Geologic and music partner DJ Sabzi (Iranian-American Saba Mohajerjasbi) use their music to create real change, too. In 2007, Geologic teamed up with hip-hop artist Kiwi on the Stop the Killings Tour, which worked to bring awareness to the human rights violations and extra-judicial deaths in the Philippines.
South Korean hip-hop artist Beenzino has a been making waves on the underground South Korean music scene since he was extremely young. His sound is a slick mix of Motown and '90s rap — basically the exact opposite of PSY. He's also incredible.
Chinese-born and American-raised Baiyu cites Mariah Carey and Whitney Houston among her influences. Also a VJ on mtvU, Baiyu's pop and R&B tracks are well-placed to make her the rightful successor to those two legendary '90s divas.
People are noticing her, too. She's shown up on a number of musicians-to-watch lists, and also has a degree in sociology from Princeton. For her newest work, Ayahuasca, she traveled down in Peru in order to work on the plant medicine that titles the album, proving, once again, she's not your typical pop star.

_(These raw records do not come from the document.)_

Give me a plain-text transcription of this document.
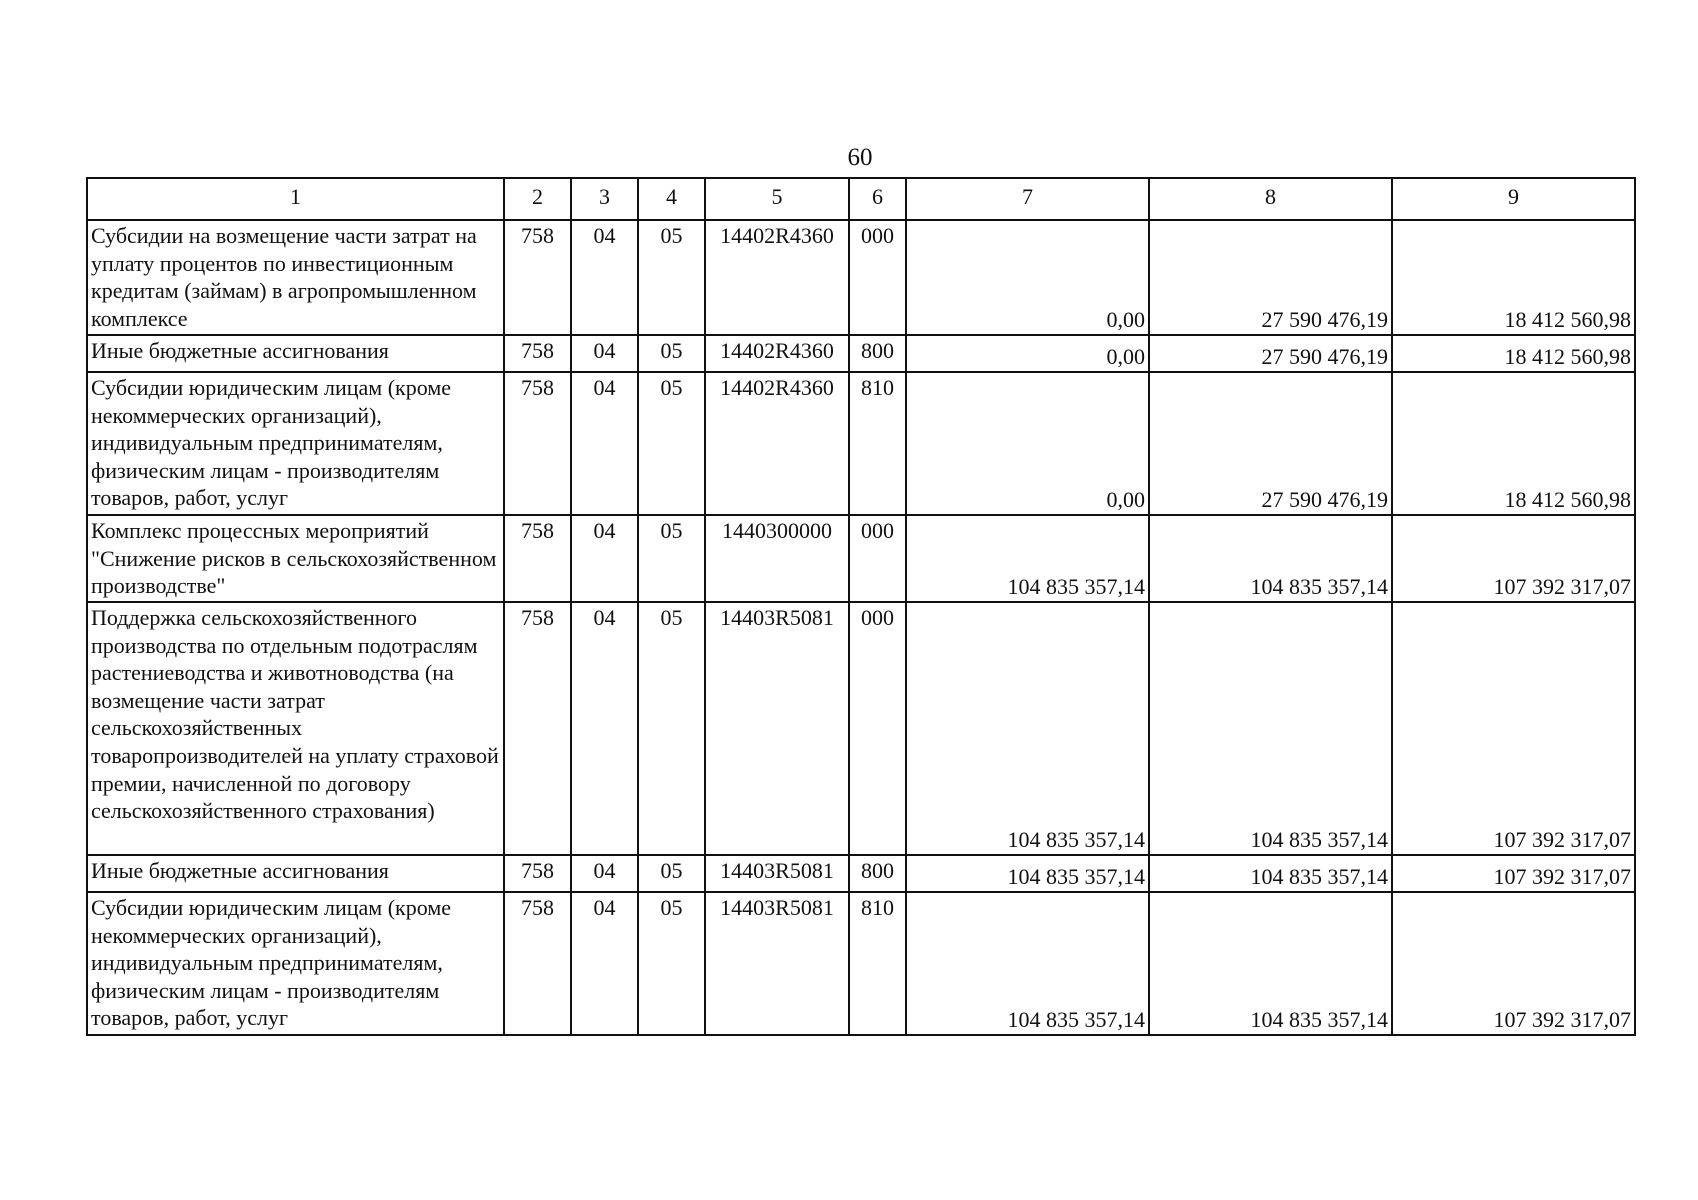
60
1	2	3	4	5	6	7	8	9
Субсидии на возмещение части затрат на уплату процентов по инвестиционным кредитам (займам) в агропромышленном комплексе	758	04	05	14402R4360	000	0,00	27 590 476,19	18 412 560,98
Иные бюджетные ассигнования	758	04	05	14402R4360	800	0,00	27 590 476,19	18 412 560,98
Субсидии юридическим лицам (кроме некоммерческих организаций), индивидуальным предпринимателям, физическим лицам - производителям товаров, работ, услуг	758	04	05	14402R4360	810	0,00	27 590 476,19	18 412 560,98
Комплекс процессных мероприятий "Снижение рисков в сельскохозяйственном производстве"	758	04	05	1440300000	000	104 835 357,14	104 835 357,14	107 392 317,07
Поддержка сельскохозяйственного производства по отдельным подотраслям растениеводства и животноводства (на возмещение части затрат сельскохозяйственных товаропроизводителей на уплату страховой премии, начисленной по договору сельскохозяйственного страхования)	758	04	05	14403R5081	000	104 835 357,14	104 835 357,14	107 392 317,07
Иные бюджетные ассигнования	758	04	05	14403R5081	800	104 835 357,14	104 835 357,14	107 392 317,07
Субсидии юридическим лицам (кроме некоммерческих организаций), индивидуальным предпринимателям, физическим лицам - производителям товаров, работ, услуг	758	04	05	14403R5081	810	104 835 357,14	104 835 357,14	107 392 317,07
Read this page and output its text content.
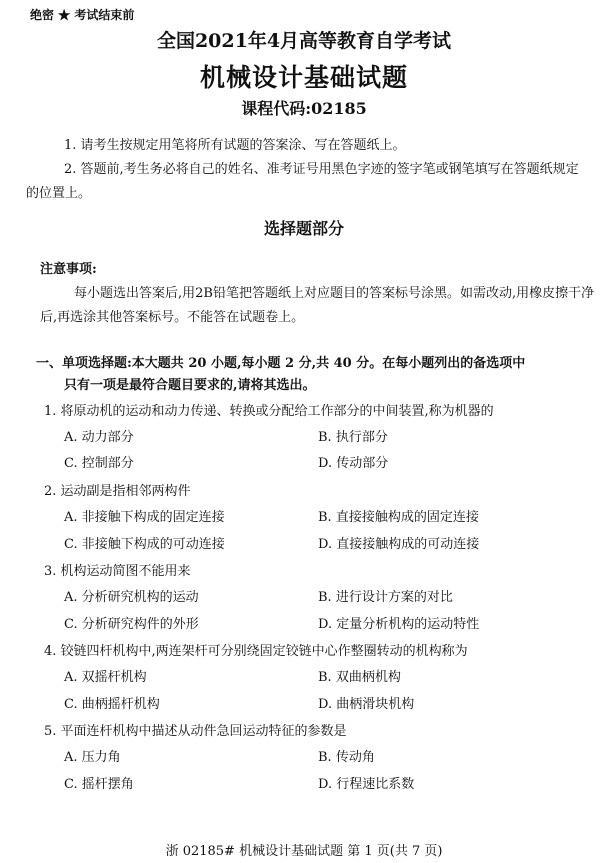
绝密 ★ 考试结束前
全国2021年4月高等教育自学考试
机械设计基础试题
课程代码:02185
1. 请考生按规定用笔将所有试题的答案涂、写在答题纸上。
2. 答题前,考生务必将自己的姓名、准考证号用黑色字迹的签字笔或钢笔填写在答题纸规定的位置上。
选择题部分
注意事项:
每小题选出答案后,用2B铅笔把答题纸上对应题目的答案标号涂黑。如需改动,用橡皮擦干净后,再选涂其他答案标号。不能答在试题卷上。
一、单项选择题:本大题共 20 小题,每小题 2 分,共 40 分。在每小题列出的备选项中
只有一项是最符合题目要求的,请将其选出。
1. 将原动机的运动和动力传递、转换或分配给工作部分的中间装置,称为机器的
A. 动力部分	B. 执行部分
C. 控制部分	D. 传动部分
2. 运动副是指相邻两构件
A. 非接触下构成的固定连接	B. 直接接触构成的固定连接
C. 非接触下构成的可动连接	D. 直接接触构成的可动连接
3. 机构运动简图不能用来
A. 分析研究机构的运动	B. 进行设计方案的对比
C. 分析研究构件的外形	D. 定量分析机构的运动特性
4. 铰链四杆机构中,两连架杆可分别绕固定铰链中心作整圈转动的机构称为
A. 双摇杆机构	B. 双曲柄机构
C. 曲柄摇杆机构	D. 曲柄滑块机构
5. 平面连杆机构中描述从动件急回运动特征的参数是
A. 压力角	B. 传动角
C. 摇杆摆角	D. 行程速比系数
浙 02185# 机械设计基础试题 第 1 页(共 7 页)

Bambu used to be a gang member before he turned into a hip-hop MC and activist. The Filippino-American Bambu started his music career as a member of social justice-conscious hip-hop group Native Guns, which also included Filipino American rapper Kiwi and Chinese American DJ Phatrick.
Not afraid to court controversy, his 2007 second album dropped on the anniversary of the L.A. race riots, while the album cover featured a Ku Klux member being hanged in the background. His newest release, Exact Change dropped on Sept. 11, and mixes personal introspection with compassionate political activism.
Correction: Feb. 28, 2014
An earlier version of this article misidentified the drummer for Andy Suzuki and the Method as Babatunde Olatunji. That is the drummer's grandfather — the drummer's name is Kozza Olatunji-Babumba.